Ein Beispiel dafür ist der aufkommende Trägheitsmarkt in Deutschland. „Das Erlösmodell und das gesamte Geschäftsmodell für Batterien ändern sich“, erklärte Hutters. Mit dem Wachstum von Wind- und Solarenergie und der Präsenz von Erdgas auf dem Markt steigen die Day-Ahead-Spreads langsam an. Langfristig, wenn Batterien hauptsächlich durch Arbitrage Einnahmen generieren, ist dies ein positiver Marktfaktor.
Europäische Kommission in der Umsetzungsphase
Jennifer Karle, Referentin bei der Europäischen Kommission, betonte, dass Europa sich derzeit in einer „Schlüsselphase der Umsetzung“ befindet. Ziel ist es, die Fertigungskapazitäten für Netto-Null-Technologien, energieintensive Industrien und deren Komponenten in Europa zu skalieren.
Ein zentrales Instrument hierfür ist die „Batterie-Booster-Strategie“. Diese spezifische Strategie zielt darauf ab, das Batterie-Ökosystem, insbesondere in Europa, zu stärken. Sie soll den Übergang von ersten Investitionen zu einer Großproduktion vor Ort ermöglichen. Dies ist entscheidend, um die Abhängigkeiten zu reduzieren und Europas Position in der globalen Batteriewertschöpfungskette zu festigen.

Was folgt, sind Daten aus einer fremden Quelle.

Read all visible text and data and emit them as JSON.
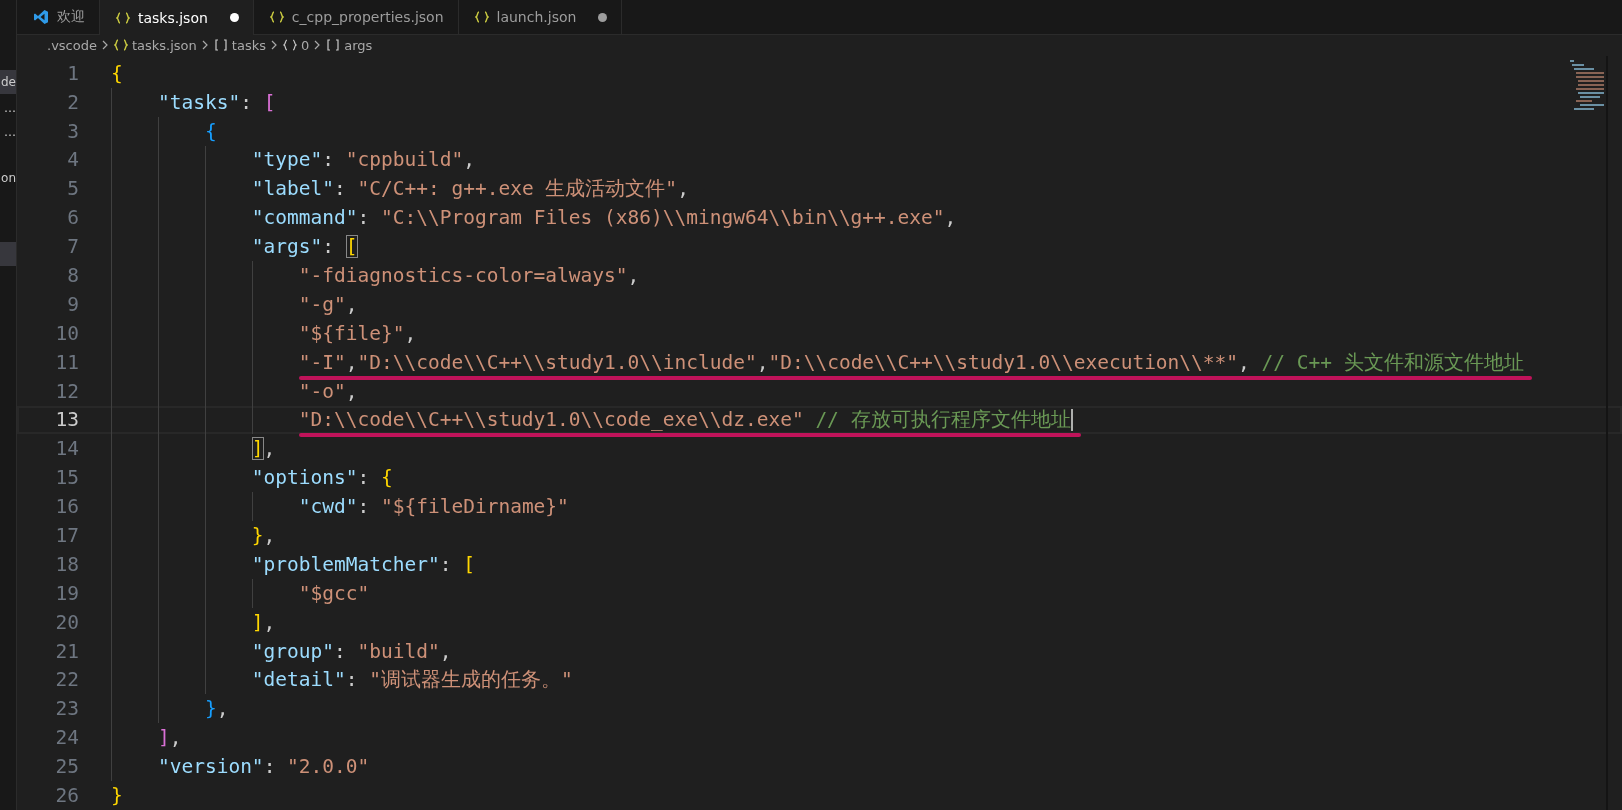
{
  "activity_bar": {
    "items": [
      {
        "label": "de",
        "selected": true
      },
      {
        "label": "…",
        "selected": false
      },
      {
        "label": "…",
        "selected": false
      },
      {
        "label": "on",
        "selected": false
      },
      {
        "selected": true
      }
    ]
  },
  "tabs": [
    {
      "label": "欢迎",
      "kind": "welcome",
      "selected": false,
      "modified": false
    },
    {
      "label": "tasks.json",
      "kind": "json",
      "selected": true,
      "modified": true
    },
    {
      "label": "c_cpp_properties.json",
      "kind": "json",
      "selected": false,
      "modified": false
    },
    {
      "label": "launch.json",
      "kind": "json",
      "selected": false,
      "modified": true
    }
  ],
  "breadcrumb": [
    {
      "label": ".vscode",
      "kind": "folder"
    },
    {
      "label": "tasks.json",
      "kind": "file"
    },
    {
      "label": "tasks",
      "kind": "array"
    },
    {
      "label": "0",
      "kind": "object"
    },
    {
      "label": "args",
      "kind": "array"
    }
  ],
  "editor": {
    "lines": [
      {
        "number": "1",
        "tokens": [
          {
            "kind": "bracket",
            "text": "{",
            "color": "#ffd700"
          }
        ],
        "children": [
          {
            "number": "2",
            "tokens": [
              {
                "kind": "key",
                "text": "\"tasks\""
              },
              {
                "kind": "punct",
                "text": ": "
              },
              {
                "kind": "bracket",
                "text": "[",
                "color": "#da70d6"
              }
            ],
            "children": [
              {
                "number": "3",
                "tokens": [
                  {
                    "kind": "bracket",
                    "text": "{",
                    "color": "#179fff"
                  }
                ],
                "children": [
                  {
                    "number": "4",
                    "tokens": [
                      {
                        "kind": "key",
                        "text": "\"type\""
                      },
                      {
                        "kind": "punct",
                        "text": ": "
                      },
                      {
                        "kind": "string",
                        "text": "\"cppbuild\""
                      },
                      {
                        "kind": "punct",
                        "text": ","
                      }
                    ]
                  },
                  {
                    "number": "5",
                    "tokens": [
                      {
                        "kind": "key",
                        "text": "\"label\""
                      },
                      {
                        "kind": "punct",
                        "text": ": "
                      },
                      {
                        "kind": "string",
                        "text": "\"C/C++: g++.exe 生成活动文件\""
                      },
                      {
                        "kind": "punct",
                        "text": ","
                      }
                    ]
                  },
                  {
                    "number": "6",
                    "tokens": [
                      {
                        "kind": "key",
                        "text": "\"command\""
                      },
                      {
                        "kind": "punct",
                        "text": ": "
                      },
                      {
                        "kind": "string",
                        "text": "\"C:\\\\Program Files (x86)\\\\mingw64\\\\bin\\\\g++.exe\""
                      },
                      {
                        "kind": "punct",
                        "text": ","
                      }
                    ]
                  },
                  {
                    "number": "7",
                    "tokens": [
                      {
                        "kind": "key",
                        "text": "\"args\""
                      },
                      {
                        "kind": "punct",
                        "text": ": "
                      },
                      {
                        "kind": "bracket",
                        "text": "[",
                        "color": "#ffd700",
                        "matched": true
                      }
                    ],
                    "children": [
                      {
                        "number": "8",
                        "tokens": [
                          {
                            "kind": "string",
                            "text": "\"-fdiagnostics-color=always\""
                          },
                          {
                            "kind": "punct",
                            "text": ","
                          }
                        ]
                      },
                      {
                        "number": "9",
                        "tokens": [
                          {
                            "kind": "string",
                            "text": "\"-g\""
                          },
                          {
                            "kind": "punct",
                            "text": ","
                          }
                        ]
                      },
                      {
                        "number": "10",
                        "tokens": [
                          {
                            "kind": "string",
                            "text": "\"${file}\""
                          },
                          {
                            "kind": "punct",
                            "text": ","
                          }
                        ]
                      },
                      {
                        "number": "11",
                        "underlined": true,
                        "tokens": [
                          {
                            "kind": "string",
                            "text": "\"-I\""
                          },
                          {
                            "kind": "punct",
                            "text": ","
                          },
                          {
                            "kind": "string",
                            "text": "\"D:\\\\code\\\\C++\\\\study1.0\\\\include\""
                          },
                          {
                            "kind": "punct",
                            "text": ","
                          },
                          {
                            "kind": "string",
                            "text": "\"D:\\\\code\\\\C++\\\\study1.0\\\\execution\\\\**\""
                          },
                          {
                            "kind": "punct",
                            "text": ","
                          },
                          {
                            "kind": "comment",
                            "text": "// C++ 头文件和源文件地址"
                          }
                        ]
                      },
                      {
                        "number": "12",
                        "tokens": [
                          {
                            "kind": "string",
                            "text": "\"-o\""
                          },
                          {
                            "kind": "punct",
                            "text": ","
                          }
                        ]
                      },
                      {
                        "number": "13",
                        "current": true,
                        "underlined": true,
                        "tokens": [
                          {
                            "kind": "string",
                            "text": "\"D:\\\\code\\\\C++\\\\study1.0\\\\code_exe\\\\dz.exe\""
                          },
                          {
                            "kind": "comment",
                            "text": "// 存放可执行程序文件地址"
                          }
                        ]
                      }
                    ]
                  },
                  {
                    "number": "14",
                    "tokens": [
                      {
                        "kind": "bracket",
                        "text": "]",
                        "color": "#ffd700",
                        "matched": true
                      },
                      {
                        "kind": "punct",
                        "text": ","
                      }
                    ]
                  },
                  {
                    "number": "15",
                    "tokens": [
                      {
                        "kind": "key",
                        "text": "\"options\""
                      },
                      {
                        "kind": "punct",
                        "text": ": "
                      },
                      {
                        "kind": "bracket",
                        "text": "{",
                        "color": "#ffd700"
                      }
                    ],
                    "children": [
                      {
                        "number": "16",
                        "tokens": [
                          {
                            "kind": "key",
                            "text": "\"cwd\""
                          },
                          {
                            "kind": "punct",
                            "text": ": "
                          },
                          {
                            "kind": "string",
                            "text": "\"${fileDirname}\""
                          }
                        ]
                      }
                    ]
                  },
                  {
                    "number": "17",
                    "tokens": [
                      {
                        "kind": "bracket",
                        "text": "}",
                        "color": "#ffd700"
                      },
                      {
                        "kind": "punct",
                        "text": ","
                      }
                    ]
                  },
                  {
                    "number": "18",
                    "tokens": [
                      {
                        "kind": "key",
                        "text": "\"problemMatcher\""
                      },
                      {
                        "kind": "punct",
                        "text": ": "
                      },
                      {
                        "kind": "bracket",
                        "text": "[",
                        "color": "#ffd700"
                      }
                    ],
                    "children": [
                      {
                        "number": "19",
                        "tokens": [
                          {
                            "kind": "string",
                            "text": "\"$gcc\""
                          }
                        ]
                      }
                    ]
                  },
                  {
                    "number": "20",
                    "tokens": [
                      {
                        "kind": "bracket",
                        "text": "]",
                        "color": "#ffd700"
                      },
                      {
                        "kind": "punct",
                        "text": ","
                      }
                    ]
                  },
                  {
                    "number": "21",
                    "tokens": [
                      {
                        "kind": "key",
                        "text": "\"group\""
                      },
                      {
                        "kind": "punct",
                        "text": ": "
                      },
                      {
                        "kind": "string",
                        "text": "\"build\""
                      },
                      {
                        "kind": "punct",
                        "text": ","
                      }
                    ]
                  },
                  {
                    "number": "22",
                    "tokens": [
                      {
                        "kind": "key",
                        "text": "\"detail\""
                      },
                      {
                        "kind": "punct",
                        "text": ": "
                      },
                      {
                        "kind": "string",
                        "text": "\"调试器生成的任务。\""
                      }
                    ]
                  }
                ]
              },
              {
                "number": "23",
                "tokens": [
                  {
                    "kind": "bracket",
                    "text": "}",
                    "color": "#179fff"
                  },
                  {
                    "kind": "punct",
                    "text": ","
                  }
                ]
              }
            ]
          },
          {
            "number": "24",
            "tokens": [
              {
                "kind": "bracket",
                "text": "]",
                "color": "#da70d6"
              },
              {
                "kind": "punct",
                "text": ","
              }
            ]
          },
          {
            "number": "25",
            "tokens": [
              {
                "kind": "key",
                "text": "\"version\""
              },
              {
                "kind": "punct",
                "text": ": "
              },
              {
                "kind": "string",
                "text": "\"2.0.0\""
              }
            ]
          }
        ]
      },
      {
        "number": "26",
        "tokens": [
          {
            "kind": "bracket",
            "text": "}",
            "color": "#ffd700"
          }
        ]
      }
    ]
  }
}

- Ziel der EU: Skalierung der europäischen Fertigungskapazitäten für Netto-Null-Technologien.
- Strategie: Die "Batterie-Booster-Strategie" soll das europäische Batterie-Ökosystem stärken.
- Herausforderung: Übergang von initialen Investitionen zu großflächiger Produktion.
Die kommenden Jahre werden zeigen, ob Europa es schafft, eine unabhängige und widerstandsfähige Batterieindustrie aufzubauen. Die Weichen sind gestellt, doch der Weg ist noch lang und voller Herausforderungen, die eine konzertierte Anstrengung von Politik, Industrie und Forschung erfordern.